The Rule of 72 and Inflation Planning
The rule of 72 is a simple and memorable mental shortcut for inflation planning. To find how many years it takes for inflation to cut the purchasing power of your money in half, divide 72 by the annual inflation rate. At the long-run average of 3% inflation: 72 / 3 = 24 years. At 6% inflation: 72 / 6 = 12 years. This rule also applies in reverse for investments — at a 7% return, money doubles in approximately 10 years (72 / 7 ≈ 10.3).
The rule of 72 is particularly useful for retirement planning. If you retire at age 65 and live to 89 — a 24-year retirement — a 3% inflation rate means your fixed expenses in nominal terms will need to roughly double by the end of your retirement to maintain the same lifestyle. A retirement income plan that does not account for this doubling effect will leave retirees increasingly squeezed in real purchasing power as they age.
Use the breakdown table generated by the inflation calculator above to see exactly how your money's purchasing power erodes at various time horizons, helping you build a retirement or savings plan that stays ahead of rising prices.
FAQs
Inflation is the rate at which the general level of prices for goods and services rises over time, causing the purchasing power of money to fall. When inflation is 3% per year, something that costs $100 today will cost $103 in one year. Central banks like the US Federal Reserve monitor inflation closely and adjust monetary policy to try to keep it near a target rate of around 2% per year.

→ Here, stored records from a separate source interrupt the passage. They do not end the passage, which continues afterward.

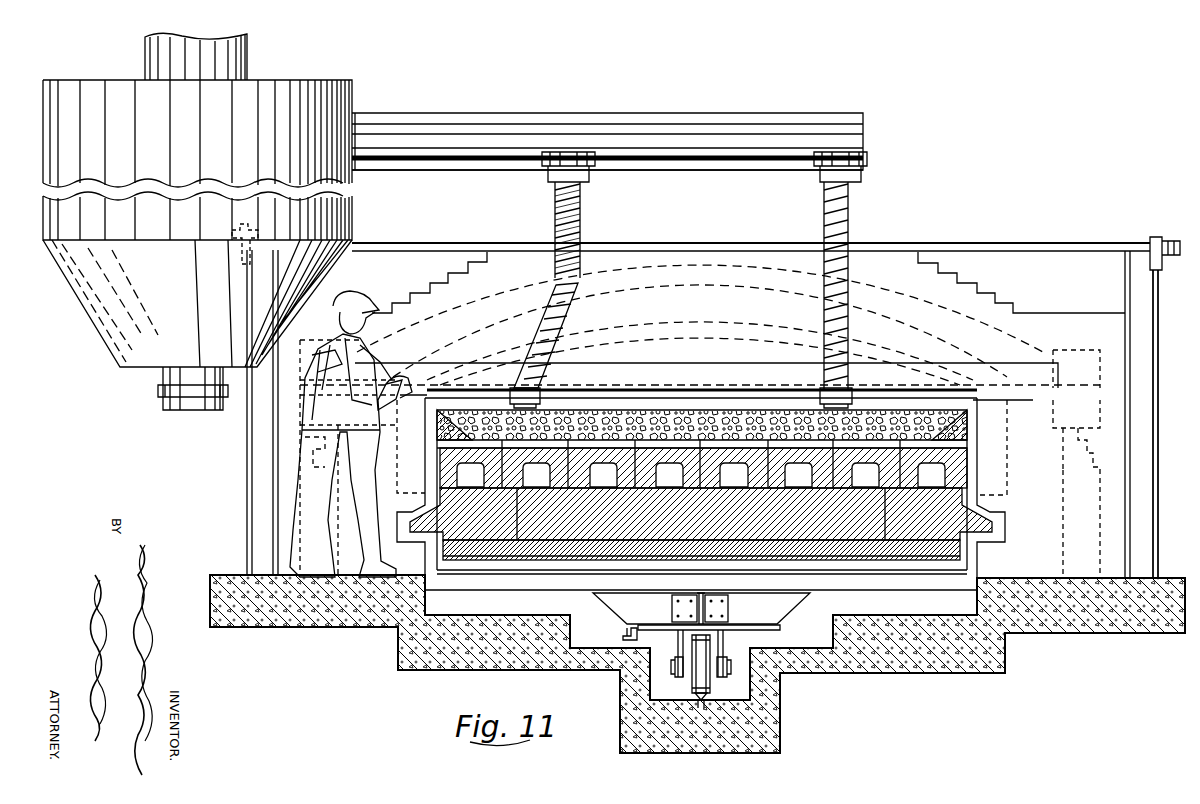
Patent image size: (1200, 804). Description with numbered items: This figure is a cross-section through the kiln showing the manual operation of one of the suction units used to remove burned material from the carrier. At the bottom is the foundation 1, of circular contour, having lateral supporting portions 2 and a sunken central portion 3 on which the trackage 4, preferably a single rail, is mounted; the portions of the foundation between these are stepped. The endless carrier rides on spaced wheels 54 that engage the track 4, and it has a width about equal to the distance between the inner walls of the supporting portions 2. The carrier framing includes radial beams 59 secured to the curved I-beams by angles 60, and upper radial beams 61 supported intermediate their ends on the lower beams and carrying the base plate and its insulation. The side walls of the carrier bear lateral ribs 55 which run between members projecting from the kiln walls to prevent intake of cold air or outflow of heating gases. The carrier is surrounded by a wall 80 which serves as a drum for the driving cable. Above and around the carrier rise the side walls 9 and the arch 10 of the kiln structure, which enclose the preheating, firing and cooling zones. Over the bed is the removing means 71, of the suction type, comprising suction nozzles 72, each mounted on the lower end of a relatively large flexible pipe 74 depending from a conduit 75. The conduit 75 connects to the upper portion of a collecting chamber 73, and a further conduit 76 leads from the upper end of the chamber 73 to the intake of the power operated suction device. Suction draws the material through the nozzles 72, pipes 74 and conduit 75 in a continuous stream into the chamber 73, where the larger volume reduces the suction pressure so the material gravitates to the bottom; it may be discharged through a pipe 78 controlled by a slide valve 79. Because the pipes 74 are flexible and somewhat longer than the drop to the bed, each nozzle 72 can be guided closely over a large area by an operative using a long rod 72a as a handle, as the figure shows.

The foundation 1 is at (697, 664).
The lateral supporting portions 2 is at (300, 628).
The sunken central portion 3 is at (780, 721).
The trackage 4 is at (696, 696).
The side walls 9 is at (1132, 478).
The arch 10 is at (955, 322).
The wheels 54 is at (712, 676).
The lateral ribs 55 is at (1000, 531).
The radial beams 59 is at (788, 600).
The angles 60 is at (672, 606).
The upper radial beams 61 is at (856, 586).
The means for removing the burned material 71 is at (766, 396).
The suction nozzles 72 is at (541, 401).
The long rod 72a is at (700, 459).
The collecting chamber 73 is at (197, 223).
The flexible pipe 74 is at (580, 218).
The conduit 75 is at (608, 128).
The conduit 76 is at (236, 60).
The pipe 78 is at (163, 405).
The slide valve 79 is at (158, 391).
The wall 80 is at (637, 635).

The average annual inflation rate in the United States has been approximately 3% over the long term, though it varies considerably by period. The US experienced very high inflation in the late 1970s and early 1980s (peaking above 13%), very low inflation in the 2010s (often below 2%), and a sharp spike in 2021–2022 (peaking above 9%) following pandemic-era supply disruptions and stimulus spending. The Federal Reserve's official target is 2% annual inflation.
Inflation erodes the real value of savings held in cash or low-interest accounts. If inflation runs at 3% per year and your savings account earns 1% interest, your money is effectively losing 2% of purchasing power annually. Over 20 years, this erosion compounds significantly: $100,000 in a 0% interest account at 3% inflation would have the purchasing power of only about $54,000 in today's dollars. To protect savings, returns must exceed the inflation rate.
The rule of 72 is a quick mental math shortcut to estimate how long it takes for inflation to cut purchasing power in half. Divide 72 by the annual inflation rate to get the approximate number of years. At 3% inflation, 72 / 3 = 24 years for prices to double (equivalently, for the value of a fixed sum to halve). At 6% inflation, it takes only 12 years. This same rule applies to investment growth: an investment earning 7% annually doubles in roughly 10 years.
To protect savings from inflation, consider investments that historically outpace inflation over the long term. These include: equities (stock market index funds have historically returned 7–10% annually, well above inflation), real estate, Treasury Inflation-Protected Securities (TIPS) which automatically adjust for CPI, I-bonds (US savings bonds with inflation-adjusted interest), and commodities. Keeping too much wealth in cash or low-yield savings accounts is one of the most common ways inflation silently erodes financial security.
Inflation has multiple causes. Demand-pull inflation occurs when consumer demand outpaces supply — too many dollars chasing too few goods. Cost-push inflation results from rising production costs (wages, raw materials, energy) that businesses pass on to consumers. Built-in inflation is the wage-price spiral where higher wages lead to higher prices, which lead to demands for higher wages. Monetary factors — particularly when the money supply grows faster than economic output — also contribute to inflation over the long term.